Michel-Edouard Leclerc, patron des grandes surfaces du même nom, a déclaré sur Canal + que l’enseigne souhaitait vendre des médicaments non remboursés, dits OTC, à des prix inférieurs de 25 % à 30 % par rapport aux officines. Le dirigeant du groupe a expliqué que « pour vendre de la dermo-cosmétique et du lait pour nourrissons, [Leclerc avait] des pharmaciens. A partir du moment où ils sont [là], [l’enseigne ambitionne] de vendre des médicaments, notamment [ceux] qui ne sont plus remboursés ». A travers cette démarche M. souhaite pallier un « coup dur [porté au] pouvoir d’achat des patients, des consommateurs ».

« Aujourd’hui, il n’y a pas vraiment de concurrence entre les officines, il y a un écart de un à deux dans le prix des produits de pharmacie.
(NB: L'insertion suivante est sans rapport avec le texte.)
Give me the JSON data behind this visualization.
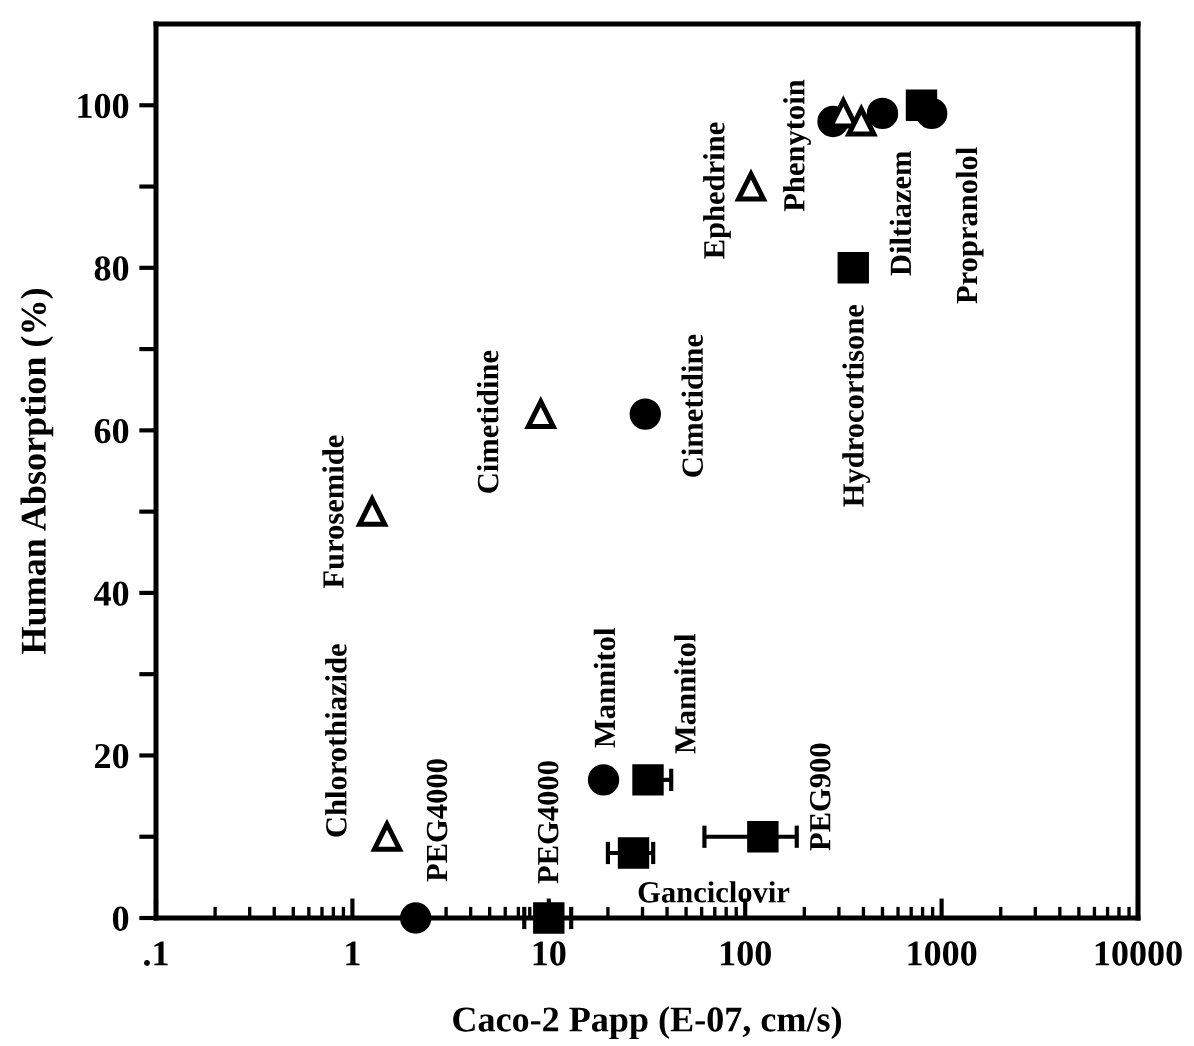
{
  "chart_data": {
    "type": "scatter",
    "xlabel": "Caco-2 Papp (E-07, cm/s)",
    "ylabel": "Human Absorption (%)",
    "log": "x",
    "xlim": [
      0.1,
      10000
    ],
    "xticks": [
      {
        "value": 0.1,
        "label": ".1"
      },
      1,
      10,
      100,
      1000,
      10000
    ],
    "ylim": [
      0,
      110
    ],
    "yticks": [
      0,
      {
        "value": 10,
        "label": null
      },
      20,
      {
        "value": 30,
        "label": null
      },
      40,
      {
        "value": 50,
        "label": null
      },
      60,
      {
        "value": 70,
        "label": null
      },
      80,
      {
        "value": 90,
        "label": null
      },
      100
    ],
    "grid": false,
    "legend": false,
    "series": [
      {
        "color": "#000000",
        "marker": "circle",
        "x": [
          2.1,
          31,
          19,
          280,
          500,
          890
        ],
        "values": [
          0,
          62,
          17,
          98,
          99,
          99
        ]
      },
      {
        "color": "#000000",
        "marker": "square",
        "x": [
          10,
          32,
          27,
          123,
          355,
          790
        ],
        "values": [
          0,
          17,
          8,
          10,
          80,
          100
        ],
        "xerrors": [
          [
            7.5,
            13
          ],
          [
            32,
            42
          ],
          [
            20,
            34
          ],
          [
            62,
            183
          ],
          null,
          null
        ]
      },
      {
        "color": "#000000",
        "marker": "triangle",
        "x": [
          1.26,
          1.5,
          9.1,
          107,
          316,
          390
        ],
        "values": [
          50,
          10,
          62,
          90,
          99,
          98
        ]
      }
    ],
    "annotations": [
      {
        "text": "Furosemide",
        "x": 1.26,
        "y": 50
      },
      {
        "text": "Cimetidine",
        "x": 9.1,
        "y": 62
      },
      {
        "text": "Cimetidine",
        "x": 31,
        "y": 62
      },
      {
        "text": "Ephedrine",
        "x": 107,
        "y": 90
      },
      {
        "text": "Phenytoin",
        "x": 280,
        "y": 98
      },
      "Hydrocortisone",
      {
        "text": "Diltiazem",
        "x": 790,
        "y": 100
      },
      {
        "text": "Propranolol",
        "x": 890,
        "y": 99
      },
      {
        "text": "Chlorothiazide",
        "x": 1.5,
        "y": 10
      },
      {
        "text": "PEG4000",
        "x": 2.1,
        "y": 0
      },
      {
        "text": "PEG4000",
        "x": 10,
        "y": 0
      },
      {
        "text": "Mannitol",
        "x": 19,
        "y": 17
      },
      {
        "text": "Mannitol",
        "x": 32,
        "y": 17
      },
      {
        "text": "PEG900",
        "x": 123,
        "y": 10
      },
      {
        "text": "Ganciclovir",
        "x": 27,
        "y": 8
      }
    ]
  }
}
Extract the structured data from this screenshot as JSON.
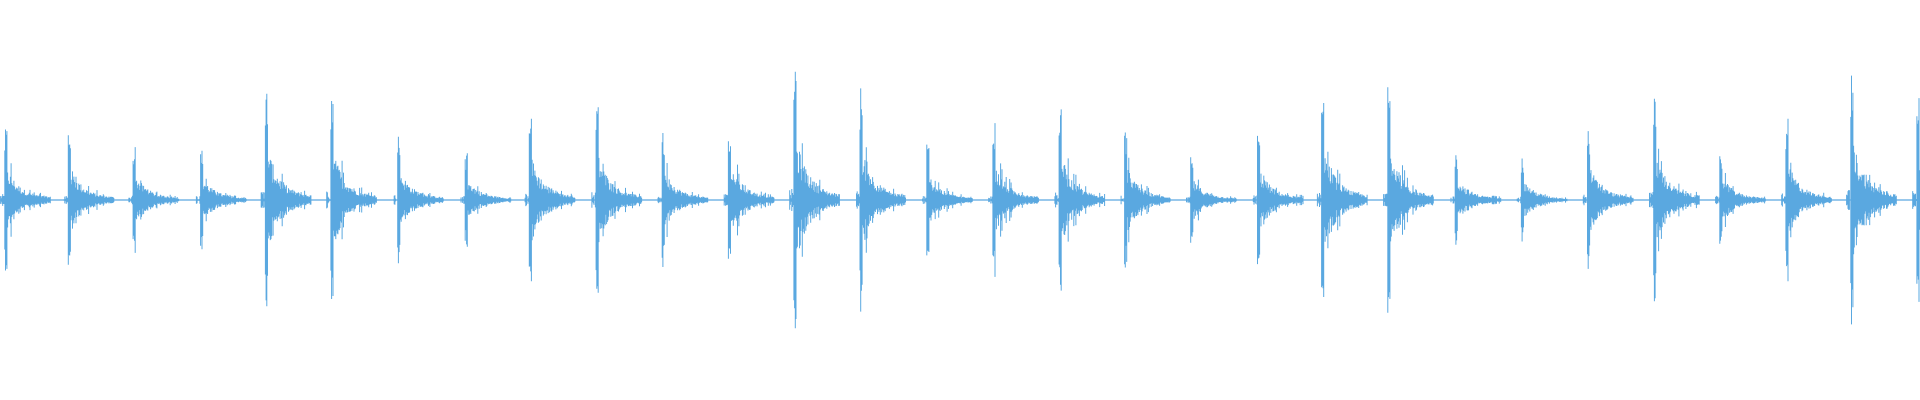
{
  "chart_data": {
    "type": "waveform",
    "color": "#5aa8e0",
    "x": [
      0,
      0.96,
      1.94,
      2.96,
      3.94,
      4.93,
      5.94,
      6.96,
      7.93,
      8.94,
      9.94,
      10.94,
      11.93,
      12.93,
      13.94,
      14.94,
      15.94,
      16.93,
      17.93,
      18.94,
      19.91,
      20.91,
      21.93,
      22.93,
      23.93,
      24.93,
      25.93,
      26.93,
      27.91,
      28.91
    ],
    "values": [
      0.37,
      0.37,
      0.29,
      0.25,
      0.58,
      0.54,
      0.33,
      0.24,
      0.48,
      0.5,
      0.34,
      0.4,
      0.69,
      0.57,
      0.28,
      0.4,
      0.47,
      0.37,
      0.23,
      0.34,
      0.58,
      0.58,
      0.25,
      0.22,
      0.37,
      0.52,
      0.26,
      0.41,
      0.66,
      0.61
    ],
    "xlim": [
      -0.07,
      28.96
    ],
    "ylim": [
      -1,
      1
    ]
  }
}
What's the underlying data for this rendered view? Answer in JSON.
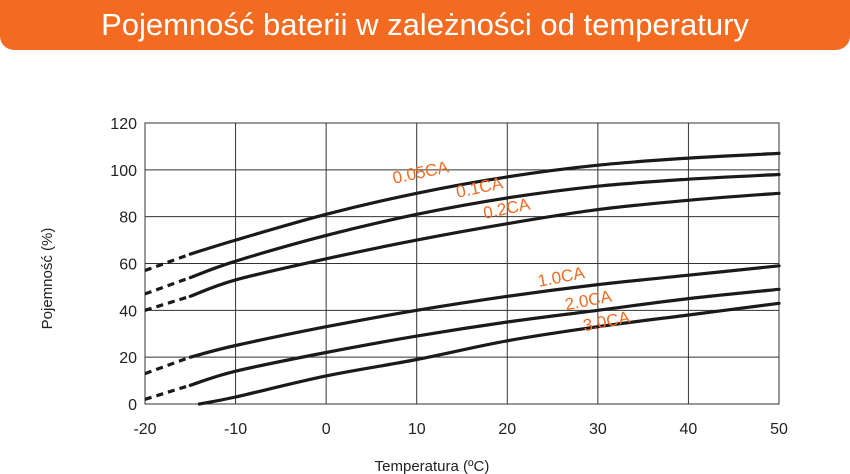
{
  "chart_data": {
    "type": "line",
    "title": "Pojemność baterii w zależności od temperatury",
    "xlabel": "Temperatura (ºC)",
    "ylabel": "Pojemność (%)",
    "xlim": [
      -20,
      50
    ],
    "ylim": [
      0,
      120
    ],
    "x_ticks": [
      "-20",
      "-10",
      "0",
      "10",
      "20",
      "30",
      "40",
      "50"
    ],
    "y_ticks": [
      "0",
      "20",
      "40",
      "60",
      "80",
      "100",
      "120"
    ],
    "grid": true,
    "series": [
      {
        "name": "0.05CA",
        "x": [
          -20,
          -15,
          -10,
          0,
          10,
          20,
          30,
          40,
          50
        ],
        "y": [
          57,
          64,
          70,
          81,
          90,
          97,
          102,
          105,
          107
        ],
        "dashed_below_x": -15
      },
      {
        "name": "0.1CA",
        "x": [
          -20,
          -15,
          -10,
          0,
          10,
          20,
          30,
          40,
          50
        ],
        "y": [
          47,
          54,
          61,
          72,
          81,
          88,
          93,
          96,
          98
        ],
        "dashed_below_x": -15
      },
      {
        "name": "0.2CA",
        "x": [
          -20,
          -15,
          -10,
          0,
          10,
          20,
          30,
          40,
          50
        ],
        "y": [
          40,
          46,
          53,
          62,
          70,
          77,
          83,
          87,
          90
        ],
        "dashed_below_x": -15
      },
      {
        "name": "1.0CA",
        "x": [
          -20,
          -15,
          -10,
          0,
          10,
          20,
          30,
          40,
          50
        ],
        "y": [
          13,
          20,
          25,
          33,
          40,
          46,
          51,
          55,
          59
        ],
        "dashed_below_x": -15
      },
      {
        "name": "2.0CA",
        "x": [
          -20,
          -15,
          -10,
          0,
          10,
          20,
          30,
          40,
          50
        ],
        "y": [
          2,
          8,
          14,
          22,
          29,
          35,
          40,
          45,
          49
        ],
        "dashed_below_x": -15
      },
      {
        "name": "3.0CA",
        "x": [
          -14,
          -10,
          0,
          10,
          20,
          30,
          40,
          50
        ],
        "y": [
          0,
          3,
          12,
          19,
          27,
          33,
          38,
          43
        ]
      }
    ]
  }
}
Donc, on va essayer de mettre un peu de concurrence dans ce secteur », a-t-il poursuivi, soulignant que la santé et la culture étaient « deux vecteurs » d’expansion du groupe.

Vente de produits culturels sur internet

« On va continuer à développer des espaces culturels où la part du livre restera prépondérante, nous croyons que c’est l’offre qui fait la demande. Il y aura de la musique, toujours de la musique, plus de musique montrée », a-t-il précisé. « On rejoue le rôle que devait jouer la Fnac initialement quand elle se disait agitateur culturel ». Le groupe a prévu de vendre également ces produits « sur internet à partir d’avril ».

Lutte contre le gaspillage alimentaire

Michel-Edouard Leclerc est également revenu sur un point sensible de la consommation : le gaspillage alimentaire. Alors qu’un récent sondage affirmait que la moitié de la nourriture produite dans le monde était jetée directement à la poubelle, le patron du groupe rappelle que le système « n’est pas toujours lisible ». Les consommateurs ne font pas vraiment la différence entre les écrits signalant une « date limite de conservation » et « de consommation ». « Ce n’est pas vraiment la même chose », explique M. Leclerc, et « nous avons notre part de responsabilité ». L’Union européenne s’est fixée pour objectif de réduire de moitié le gaspillage de nourriture d’ici à 2025.